De huurachterstand van [geïntimeerden] ten tijde van het bestreden vonnis, 26 april 2018, was aanzienlijk en vormt een (ernstige) tekortkoming van [geïntimeerden] in de nakoming van hun verbintenissen uit de huurovereenkomst. Hoewel op grond van het bepaalde in art. 6:265 lid 1 BW voormelde tekortkoming in beginsel de ontbinding van de huurovereenkomst rechtvaardigt, ziet het hof geen aanleiding om thans, ruim een jaar na het bestreden vonnis, de vordering van Eigen Haard tot ontbinding en ontruiming toe te wijzen (louter) op grond van de ten tijde van dat vonnis aanwezige betalingsachterstand, zulks terwijl vaststaat, enerzijds, dat [geïntimeerden] aan het bestreden vonnis hebben voldaan, anderzijds, dat Eigen Haard een nieuwe tot ontbinding en ontruiming strekkende procedure tegen [geïntimeerden] aanhangig heeft gemaakt.

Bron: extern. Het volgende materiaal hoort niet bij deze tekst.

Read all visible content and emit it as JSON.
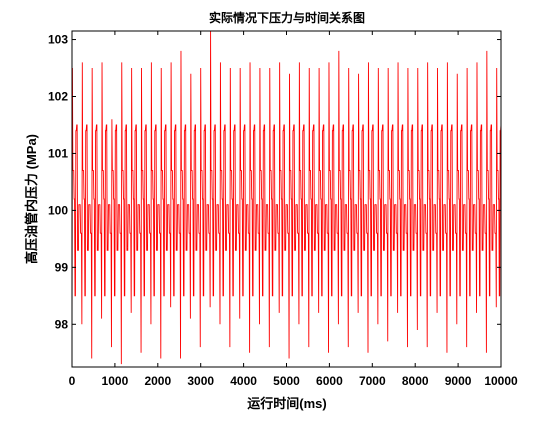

Niets van wat Eigen Haard in de toelichting op de grief heeft aangevoerd leidt tot een ander oordeel. De grief faalt dus.
2.4.
De slotsom is, mede gezien hetgeen in het tussenarrest is overwogen en beslist, dat het bestreden vonnis, voor zover aan het oordeel van het hof onderworpen, zal worden bekrachtigd en dat [geïntimeerden] niet-ontvankelijk zullen worden verklaard in hun voor het eerst in appel ingestelde reconventionele vordering. Eigen Haard zal, als de in zoverre in het ongelijk gestelde partij, worden verwezen in de kosten van het principale appel, [geïntimeerden] – zoals in het tussenarrest reeds gemeld – in die van het incidentele appel.

3.De beslissing

Het hof:
bekrachtigt het vonnis van de kantonrechter in de rechtbank Amsterdam van 26 april 2018, waarvan beroep, voor zover aan het oordeel van het hof onderworpen;
verklaart [geïntimeerden] niet-ontvankelijk in hun voor het eerst in hoger beroep ingestelde reconventionele vordering;
verwijst Eigen Haard in de kosten van het principale appel, aan de zijde van [geïntimeerden] gevallen en tot op heden begroot op € 318,00 voor verschotten en € 1.611,00 wegens salaris van de advocaat;
verwijst [geïntimeerden] in de kosten van het incidentele appel, aan de zijde van Eigen Haard gevallen en tot op heden begroot op € 537,00 voor salaris van de advocaat.
Dit arrest is gewezen door mrs. R.J.M. Smit, E.M. Polak en L.J. van Die en door de rolraadsheer in het openbaar uitgesproken op 23 juli 2019.